ECLI:NL:RBROT:2024:6366

Rechtbank Rotterdam

Datum uitspraak
11 juli 2024
Publicatiedatum
9 juli 2024
Zaaknummer
11001152
Instantie
Rechtbank Rotterdam
Type
Uitspraak
Rechtsgebied
Civiel recht; Verbintenissenrecht
Procedures
  • Eerste aanleg - enkelvoudig
Vindplaatsen
  • Rechtspraak.nl
AI samenvatting door LexboostAutomatisch gegenereerd

Vordering tot vervangende schadevergoeding na gebrekkige uitvoering van tuinrenovatie afgewezen wegens schuldeisersverzuim

In deze zaak hebben eisers, [eiser 1] en [eiser 2], een hovenier, [gedaagde], ingehuurd voor de renovatie van hun tuin. Na betaling van € 11.707,45 zijn eisers van mening dat de werkzaamheden niet naar behoren zijn uitgevoerd. Zij hebben vervolgens een andere hovenier ingeschakeld om de gebreken te herstellen, wat hen € 5.236,87 heeft gekost. Dit bedrag vorderen zij nu van [gedaagde]. De kantonrechter heeft echter geoordeeld dat de eisers [gedaagde] ten onrechte geen gelegenheid hebben geboden om de gebreken te beoordelen en te herstellen. De gemachtigde van eisers had [gedaagde] in een brief van 24 oktober 2023 een laatste kans gegeven om binnen vier weken de gebreken te verhelpen.
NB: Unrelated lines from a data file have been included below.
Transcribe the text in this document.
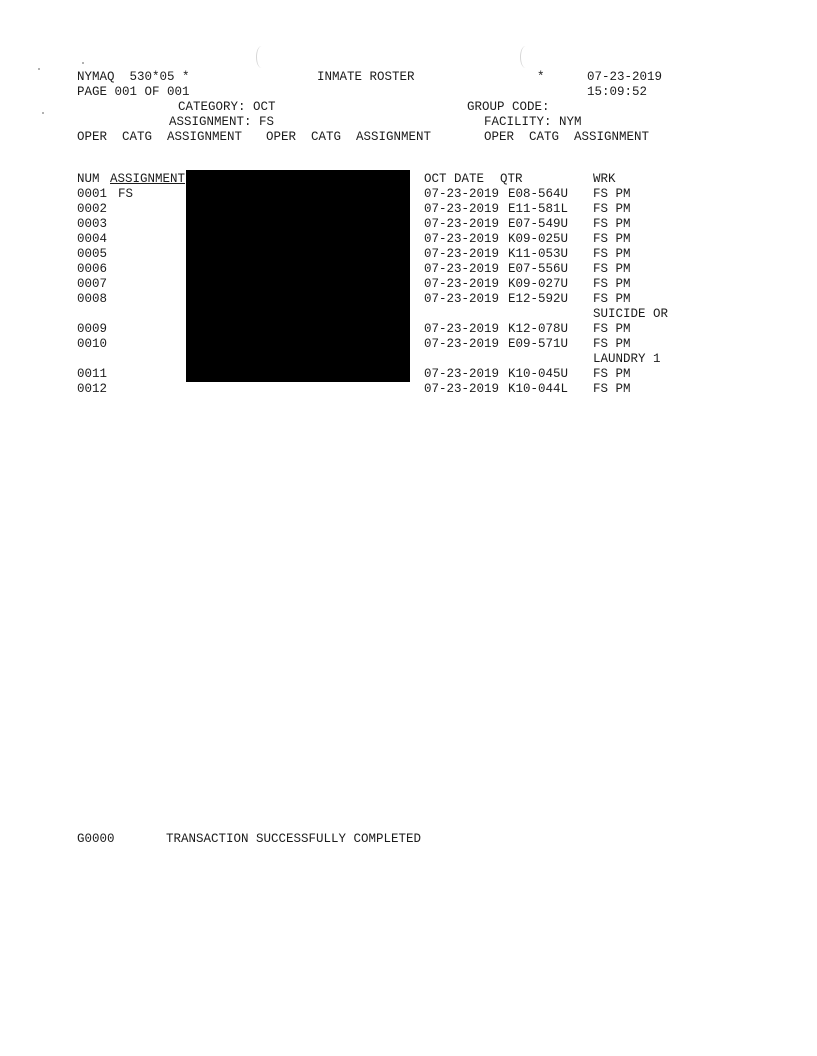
NYMAQ  530*05 *	INMATE ROSTER	*	07-23-2019
PAGE 001 OF 001	15:09:52
CATEGORY: OCT	GROUP CODE:
ASSIGNMENT: FS	FACILITY: NYM
OPER  CATG  ASSIGNMENT OPER  CATG  ASSIGNMENT	OPER  CATG  ASSIGNMENT
NUM ASSIGNMENT	OCT DATE QTR	WRK
0001 FS	07-23-2019 E08-564U FS PM
0002	07-23-2019 E11-581L FS PM
0003	07-23-2019 E07-549U FS PM
0004	07-23-2019 K09-025U FS PM
0005	07-23-2019 K11-053U FS PM
0006	07-23-2019 E07-556U FS PM
0007	07-23-2019 K09-027U FS PM
0008	07-23-2019 E12-592U FS PM
SUICIDE OR
0009	07-23-2019 K12-078U FS PM
0010	07-23-2019 E09-571U FS PM
LAUNDRY 1
0011	07-23-2019 K10-045U FS PM
0012	07-23-2019 K10-044L FS PM
G0000	TRANSACTION SUCCESSFULLY COMPLETED
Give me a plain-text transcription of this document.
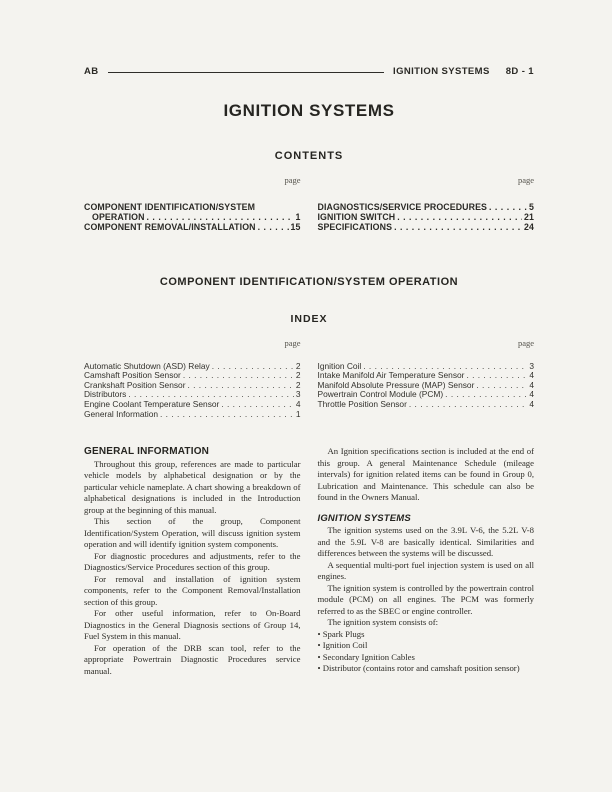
AB	IGNITION SYSTEMS 8D - 1
IGNITION SYSTEMS
CONTENTS
page	page
COMPONENT IDENTIFICATION/SYSTEM
OPERATION . . .	1
COMPONENT REMOVAL/INSTALLATION . . .	15
DIAGNOSTICS/SERVICE PROCEDURES . . .	5
IGNITION SWITCH . . .	21
SPECIFICATIONS . . .	24
COMPONENT IDENTIFICATION/SYSTEM OPERATION
INDEX
page	page
Automatic Shutdown (ASD) Relay . . .	2
Camshaft Position Sensor . . .	2
Crankshaft Position Sensor . . .	2
Distributors . . .	3
Engine Coolant Temperature Sensor . . .	4
General Information . . .	1
Ignition Coil . . .	3
Intake Manifold Air Temperature Sensor . . .	4
Manifold Absolute Pressure (MAP) Sensor . . .	4
Powertrain Control Module (PCM) . . .	4
Throttle Position Sensor . . .	4
GENERAL INFORMATION

Throughout this group, references are made to particular vehicle models by alphabetical designation or by the particular vehicle nameplate. A chart showing a breakdown of alphabetical designations is included in the Introduction group at the beginning of this manual.

This section of the group, Component Identification/System Operation, will discuss ignition system operation and will identify ignition system components.

For diagnostic procedures and adjustments, refer to the Diagnostics/Service Procedures section of this group.

For removal and installation of ignition system components, refer to the Component Removal/Installation section of this group.

For other useful information, refer to On-Board Diagnostics in the General Diagnosis sections of Group 14, Fuel System in this manual.

For operation of the DRB scan tool, refer to the appropriate Powertrain Diagnostic Procedures service manual.

An Ignition specifications section is included at the end of this group. A general Maintenance Schedule (mileage intervals) for ignition related items can be found in Group 0, Lubrication and Maintenance. This schedule can also be found in the Owners Manual.

IGNITION SYSTEMS

The ignition systems used on the 3.9L V-6, the 5.2L V-8 and the 5.9L V-8 are basically identical. Similarities and differences between the systems will be discussed.

A sequential multi-port fuel injection system is used on all engines.

The ignition system is controlled by the powertrain control module (PCM) on all engines. The PCM was formerly referred to as the SBEC or engine controller.

The ignition system consists of:

• Spark Plugs
• Ignition Coil
• Secondary Ignition Cables
• Distributor (contains rotor and camshaft position sensor)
Aangezien deze termijn nog niet was verstreken, was [gedaagde] op dat moment niet in verzuim. De kantonrechter concludeert dat eisers [gedaagde] hebben verhinderd om de herstelwerkzaamheden uit te voeren, wat leidt tot schuldeisersverzuim. Hierdoor is [gedaagde] niet in verzuim geraakt en hoeft hij geen vervangende schadevergoeding te betalen. De eisers worden bovendien veroordeeld in de proceskosten, die aan de kant van [gedaagde] zijn begroot op € 813,00, inclusief wettelijke rente. Het vonnis is uitvoerbaar bij voorraad, wat betekent dat het onmiddellijk kan worden uitgevoerd, ook als eisers in hoger beroep gaan.

Uitspraak

RECHTBANK ROTTERDAM

locatie Dordrecht
zaaknummer: 11001152 CV EXPL 24-1340
datum uitspraak: 11 juli 2024
Vonnis van de kantonrechter
in de zaak van
[eiser 1],
[eiser 2],
woonplaats: Papendrecht,
eisers,
gemachtigde: mr. S. Pershad,
tegen
[gedaagde], die handelt onder de naam [handelsnaam] ,
woonplaats: Alblasserdam,
gedaagde,
gemachtigde: mr. A.Th. de Haan.

1.De procedure

1.1.
Het dossier bestaat uit de volgende processtukken:
  • de dagvaarding van 7 maart 2024, met 16 bijlagen;
  • het antwoord.
1.2.
Op 8 juli 2024 is de zaak tijdens een zitting besproken met de partijen en hun gemachtigden.

2.De beoordeling

Waar gaat de zaak over?
2.1.
[gedaagde] heeft de tuin van [eiser 1] en [eiser 2] (hierna ook: “eisers”) in hun opdracht gerenoveerd. Daarvoor hebben zij € 11.707,45 betaald. [eiser 1] en [eiser 2] vinden dat [gedaagde] het werk niet goed heeft uitgevoerd. Uiteindelijk hebben zij herstelwerkzaamheden laten uitvoeren door een andere hovenier voor € 5.236,87. Dat bedrag vorderen zij nu van [gedaagde] . [gedaagde] voert aan dat hij deze kosten niet wil betalen, omdat hij niet in de gelegenheid is gesteld de gestelde problemen, voor zover die hem aangerekend konden worden, zelf op te lossen. De kantonrechter stelt vast dat eisers [gedaagde] inderdaad ten onrechte geen gelegenheid hebben geboden de gestelde gebreken te beoordelen en zo nodig te herstellen. Daarom wordt de vordering afgewezen. Hierna wordt dit oordeel uitgelegd.
Redelijke termijn voor nakoming was niet verstreken
2.2.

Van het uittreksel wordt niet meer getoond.